To be honest, that type of black/white thinking is what causes people to believe in gender theory in the first place. We are not separate tribes, we are one community of people living together and the more we learn from the others the better we can make society for both. You are what you are, and you do what you want, some stuff has boundaries such as protecting women only spaces, gendered sports and respect for sexuality (lesbians are becoming terfs because of entitlement and pressure from the transbians). But other than that, we’re pretty much free to do whatever we want, some stuff has consequences (less opportunity for promotions if you show up to work in a pink skirt go spinny) but that’s your choice, you can also dress up as an elegant androgynous person (like Bowie and Madonna did) which increases those chances a bit.

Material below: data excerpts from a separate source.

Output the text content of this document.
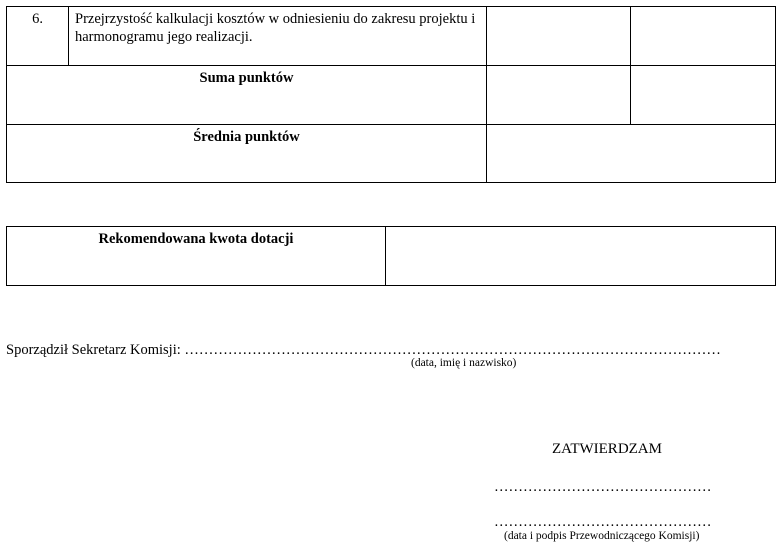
6.	Przejrzystość kalkulacji kosztów w odniesieniu do zakresu projektu i harmonogramu jego realizacji.		
Suma punktów			
Średnia punktów			
Rekomendowana kwota dotacji	
Sporządził Sekretarz Komisji: …………………………………………………………………………………………………
(data, imię i nazwisko)
ZATWIERDZAM
………………………………………
………………………………………
(data i podpis Przewodniczącego Komisji)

Nothing wrong with being penetrated. Nothing wrong with any type of sex between two consenting adults. Nothing wrong with being attracted to different roles in sex. But you “are not the woman”, because you are not a woman, nor can ever be a woman, you can be a feminine male pretending to be a woman for the sexual kicks of it (agp) and you don’t need to change anything in your body for it. But I do recommend you stop watching porn. It messes with your psyche and puts you in path to only being able to have sex with others who are also so deep into it they can engage with your needs (sex addicts).